Despite the advancements made in travel and technology, most of the world’s intriguing places are off limits to visitors, particularly tourists. Want to know why they are listed as forbidden places in the world?
Let’s find out:
- Ilha Da Queimada Grande, Brazil
The Snake Island or Ilha Da Queimada Grande is situated about 100kms off the coast of Sào Paulo. The island was the perfect spot for nature lovers until several decades ago when it became one of the forbidden places to not visit in the world. It has been completely inhabited by lethal snakes.
Research shows that there are over 4000 Golden Lancehead Vipers (the deadliest serpent in the world) on the 106 acres of land on which this island sits. The golden lancehead viper is about 1/2 a meter in length with a strong fast-acting venom that can dissolve flesh wounds around its bites within minutes.
No wonder this island is off-limits for visitors.
- North Sentinel Island, India
Located on the Andaman chain in the Bay of Bengal, the North Sentinel tribe is home to the Sentinelese people.
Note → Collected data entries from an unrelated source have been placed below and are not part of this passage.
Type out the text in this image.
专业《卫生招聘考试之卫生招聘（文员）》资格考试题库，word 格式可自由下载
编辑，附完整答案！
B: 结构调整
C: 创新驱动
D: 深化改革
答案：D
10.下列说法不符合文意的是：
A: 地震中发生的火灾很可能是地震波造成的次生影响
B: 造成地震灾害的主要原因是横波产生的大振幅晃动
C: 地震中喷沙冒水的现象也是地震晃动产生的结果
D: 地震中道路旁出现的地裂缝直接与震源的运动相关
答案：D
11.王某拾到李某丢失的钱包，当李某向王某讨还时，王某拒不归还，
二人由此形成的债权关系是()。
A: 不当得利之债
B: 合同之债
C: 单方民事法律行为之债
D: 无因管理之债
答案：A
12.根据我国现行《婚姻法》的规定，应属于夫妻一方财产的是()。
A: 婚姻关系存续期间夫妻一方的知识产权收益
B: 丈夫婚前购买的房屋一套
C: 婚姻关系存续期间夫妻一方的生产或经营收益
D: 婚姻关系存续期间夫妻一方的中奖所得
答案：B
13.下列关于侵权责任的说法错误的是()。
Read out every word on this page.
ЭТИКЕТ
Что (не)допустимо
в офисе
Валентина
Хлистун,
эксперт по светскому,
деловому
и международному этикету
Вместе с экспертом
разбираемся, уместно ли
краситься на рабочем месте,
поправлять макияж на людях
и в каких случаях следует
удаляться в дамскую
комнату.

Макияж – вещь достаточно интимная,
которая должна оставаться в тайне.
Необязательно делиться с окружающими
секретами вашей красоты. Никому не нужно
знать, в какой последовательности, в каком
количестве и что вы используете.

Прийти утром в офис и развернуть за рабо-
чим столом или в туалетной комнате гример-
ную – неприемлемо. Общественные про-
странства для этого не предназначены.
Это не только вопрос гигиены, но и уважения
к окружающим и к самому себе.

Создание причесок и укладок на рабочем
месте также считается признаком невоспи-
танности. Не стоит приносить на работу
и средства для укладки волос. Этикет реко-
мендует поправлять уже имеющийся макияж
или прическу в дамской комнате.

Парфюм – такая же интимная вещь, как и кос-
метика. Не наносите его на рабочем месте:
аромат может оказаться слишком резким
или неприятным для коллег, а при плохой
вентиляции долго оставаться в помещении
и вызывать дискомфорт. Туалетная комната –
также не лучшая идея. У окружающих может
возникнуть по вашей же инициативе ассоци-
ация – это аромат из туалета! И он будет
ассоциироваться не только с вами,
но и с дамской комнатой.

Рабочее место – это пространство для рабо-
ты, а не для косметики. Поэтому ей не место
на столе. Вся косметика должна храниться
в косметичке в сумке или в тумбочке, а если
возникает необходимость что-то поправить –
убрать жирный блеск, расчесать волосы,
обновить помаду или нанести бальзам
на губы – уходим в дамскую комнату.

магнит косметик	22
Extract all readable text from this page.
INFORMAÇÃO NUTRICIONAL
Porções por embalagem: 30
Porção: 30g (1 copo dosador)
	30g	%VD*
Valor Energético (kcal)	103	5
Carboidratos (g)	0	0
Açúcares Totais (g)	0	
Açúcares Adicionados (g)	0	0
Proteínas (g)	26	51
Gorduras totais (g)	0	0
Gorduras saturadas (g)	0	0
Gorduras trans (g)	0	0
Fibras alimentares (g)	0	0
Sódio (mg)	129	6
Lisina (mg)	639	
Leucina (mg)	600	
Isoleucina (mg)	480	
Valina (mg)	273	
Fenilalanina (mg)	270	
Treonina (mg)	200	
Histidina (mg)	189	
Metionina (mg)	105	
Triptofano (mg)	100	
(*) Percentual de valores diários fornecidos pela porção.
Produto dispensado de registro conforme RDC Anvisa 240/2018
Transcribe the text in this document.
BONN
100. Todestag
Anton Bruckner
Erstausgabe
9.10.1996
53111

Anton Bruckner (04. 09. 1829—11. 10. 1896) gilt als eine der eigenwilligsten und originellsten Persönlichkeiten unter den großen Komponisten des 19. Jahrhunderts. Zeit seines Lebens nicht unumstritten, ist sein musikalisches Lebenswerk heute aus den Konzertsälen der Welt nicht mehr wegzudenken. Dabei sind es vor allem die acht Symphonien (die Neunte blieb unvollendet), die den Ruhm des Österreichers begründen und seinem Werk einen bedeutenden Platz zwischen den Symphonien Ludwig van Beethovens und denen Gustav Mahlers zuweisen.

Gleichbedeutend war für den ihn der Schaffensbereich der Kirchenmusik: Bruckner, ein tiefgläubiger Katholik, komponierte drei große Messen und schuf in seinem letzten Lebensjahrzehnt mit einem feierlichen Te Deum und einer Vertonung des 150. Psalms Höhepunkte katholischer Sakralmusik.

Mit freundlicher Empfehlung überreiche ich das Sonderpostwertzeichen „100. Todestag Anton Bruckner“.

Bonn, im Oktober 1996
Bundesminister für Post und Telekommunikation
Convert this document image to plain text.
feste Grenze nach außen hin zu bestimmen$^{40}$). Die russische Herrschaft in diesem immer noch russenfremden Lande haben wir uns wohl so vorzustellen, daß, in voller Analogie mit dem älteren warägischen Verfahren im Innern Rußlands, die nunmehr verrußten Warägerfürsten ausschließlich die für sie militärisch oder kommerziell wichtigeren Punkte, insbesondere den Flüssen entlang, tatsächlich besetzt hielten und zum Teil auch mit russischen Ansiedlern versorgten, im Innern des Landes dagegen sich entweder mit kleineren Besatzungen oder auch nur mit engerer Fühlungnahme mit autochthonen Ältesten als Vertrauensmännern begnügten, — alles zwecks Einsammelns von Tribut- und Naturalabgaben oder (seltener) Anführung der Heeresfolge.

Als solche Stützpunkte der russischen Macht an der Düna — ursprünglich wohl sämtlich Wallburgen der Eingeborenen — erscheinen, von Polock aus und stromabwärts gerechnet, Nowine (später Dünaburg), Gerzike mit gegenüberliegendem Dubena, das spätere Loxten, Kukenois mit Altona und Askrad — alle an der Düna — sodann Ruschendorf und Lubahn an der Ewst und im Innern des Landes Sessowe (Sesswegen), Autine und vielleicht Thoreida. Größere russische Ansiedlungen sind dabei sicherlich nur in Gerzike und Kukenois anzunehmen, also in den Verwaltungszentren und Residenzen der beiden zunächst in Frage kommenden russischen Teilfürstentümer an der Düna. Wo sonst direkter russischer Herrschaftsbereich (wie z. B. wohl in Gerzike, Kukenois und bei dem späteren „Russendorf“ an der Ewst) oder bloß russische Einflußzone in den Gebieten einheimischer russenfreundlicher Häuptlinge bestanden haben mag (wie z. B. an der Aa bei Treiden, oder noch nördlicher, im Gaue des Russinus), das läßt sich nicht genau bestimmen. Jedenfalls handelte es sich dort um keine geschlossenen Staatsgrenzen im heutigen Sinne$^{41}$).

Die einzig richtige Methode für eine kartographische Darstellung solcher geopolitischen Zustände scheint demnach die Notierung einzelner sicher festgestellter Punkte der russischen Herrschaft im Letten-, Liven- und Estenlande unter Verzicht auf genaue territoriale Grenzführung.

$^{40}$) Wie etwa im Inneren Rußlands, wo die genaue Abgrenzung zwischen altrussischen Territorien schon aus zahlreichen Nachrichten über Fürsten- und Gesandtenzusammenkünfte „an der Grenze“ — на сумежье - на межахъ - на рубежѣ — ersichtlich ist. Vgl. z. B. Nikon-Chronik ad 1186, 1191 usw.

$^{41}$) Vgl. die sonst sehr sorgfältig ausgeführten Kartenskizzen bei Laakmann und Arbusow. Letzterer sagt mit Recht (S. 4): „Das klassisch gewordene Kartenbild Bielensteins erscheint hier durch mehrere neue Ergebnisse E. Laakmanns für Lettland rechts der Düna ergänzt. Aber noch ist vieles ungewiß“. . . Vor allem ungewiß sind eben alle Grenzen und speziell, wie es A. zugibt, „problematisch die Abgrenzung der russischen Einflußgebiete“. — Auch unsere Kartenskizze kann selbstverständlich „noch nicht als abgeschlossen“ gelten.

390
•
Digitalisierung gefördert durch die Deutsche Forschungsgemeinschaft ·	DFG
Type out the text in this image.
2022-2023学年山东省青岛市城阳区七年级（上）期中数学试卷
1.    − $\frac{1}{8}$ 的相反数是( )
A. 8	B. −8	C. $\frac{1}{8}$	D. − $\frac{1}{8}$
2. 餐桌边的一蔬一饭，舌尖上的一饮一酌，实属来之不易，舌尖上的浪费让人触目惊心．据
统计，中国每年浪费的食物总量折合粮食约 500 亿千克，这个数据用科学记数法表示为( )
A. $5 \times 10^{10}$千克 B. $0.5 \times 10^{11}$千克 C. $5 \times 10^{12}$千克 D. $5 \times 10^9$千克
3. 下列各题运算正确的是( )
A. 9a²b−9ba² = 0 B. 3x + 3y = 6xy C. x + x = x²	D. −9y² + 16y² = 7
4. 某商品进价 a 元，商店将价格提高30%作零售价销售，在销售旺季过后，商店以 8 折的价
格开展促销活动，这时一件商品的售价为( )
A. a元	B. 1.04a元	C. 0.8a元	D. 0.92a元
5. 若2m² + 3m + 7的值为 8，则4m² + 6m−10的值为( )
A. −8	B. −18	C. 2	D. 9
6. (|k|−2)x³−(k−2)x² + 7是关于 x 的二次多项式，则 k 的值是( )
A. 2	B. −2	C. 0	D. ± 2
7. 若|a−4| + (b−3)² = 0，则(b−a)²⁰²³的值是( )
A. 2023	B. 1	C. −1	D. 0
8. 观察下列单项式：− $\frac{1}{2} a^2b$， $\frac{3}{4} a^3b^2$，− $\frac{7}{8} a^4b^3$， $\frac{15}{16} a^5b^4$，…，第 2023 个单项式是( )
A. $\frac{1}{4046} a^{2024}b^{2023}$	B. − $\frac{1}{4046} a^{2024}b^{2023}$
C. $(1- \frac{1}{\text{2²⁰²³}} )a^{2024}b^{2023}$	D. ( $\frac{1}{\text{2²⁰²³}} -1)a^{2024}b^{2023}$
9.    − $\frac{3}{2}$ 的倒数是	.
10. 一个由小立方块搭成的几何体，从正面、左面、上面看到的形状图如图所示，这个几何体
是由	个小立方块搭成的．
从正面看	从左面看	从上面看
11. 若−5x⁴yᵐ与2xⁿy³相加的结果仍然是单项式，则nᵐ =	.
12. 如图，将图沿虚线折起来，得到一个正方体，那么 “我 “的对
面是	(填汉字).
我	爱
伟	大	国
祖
The Sentinelese people have lived on the island for over 50,000 years. It is said that the people of the island strictly restrict visits by visitors of any kind and are often violent to safeguard their isolation which has been untouched by any civilization.
North Sentinel Island is one of the most dangerous islands in the world and it has been declared one of the forbidden places to visit in the world for visitors’ safety.
- Heard Island, Australia
Heard Island is one of the most unexplored islands. It lies between Antarctica and Madagascar, although it belongs politically to Australia.
There are two active volcanoes on the Island, one of which is the Famous Big Ben. These volcanoes make the land there hazardous to humans which is why the Australian Government restricted entry to tourists and also as a bid to preserve the fragile natural surroundings.
- Surtsey, Iceland
Known globally as the newest island in the world, Surtsey is a small island that can be found in an archipelago on the south coast of Iceland. Surtsey was created as a consequence of a volcanic explosion that lasted for 4 years.
Today, Surtsey is a forbidden place to visit by tourists and this is done to preserve the ecological life on the island.
- Lascaux Caves, France
The Lascaux caves are a treasure trove of some sorts for an archaeologist. The cave complex contains some prehistoric, Paleolithic, and rare paintings where animals like stags and bison are considered to have existed about 17,300 years ago.
Archaeologists believe that human presence might destroy the ancient work of art and that is why the caves are forbidden to visit by the general public.
The Lascaux caves are a UNESCO World Heritage site.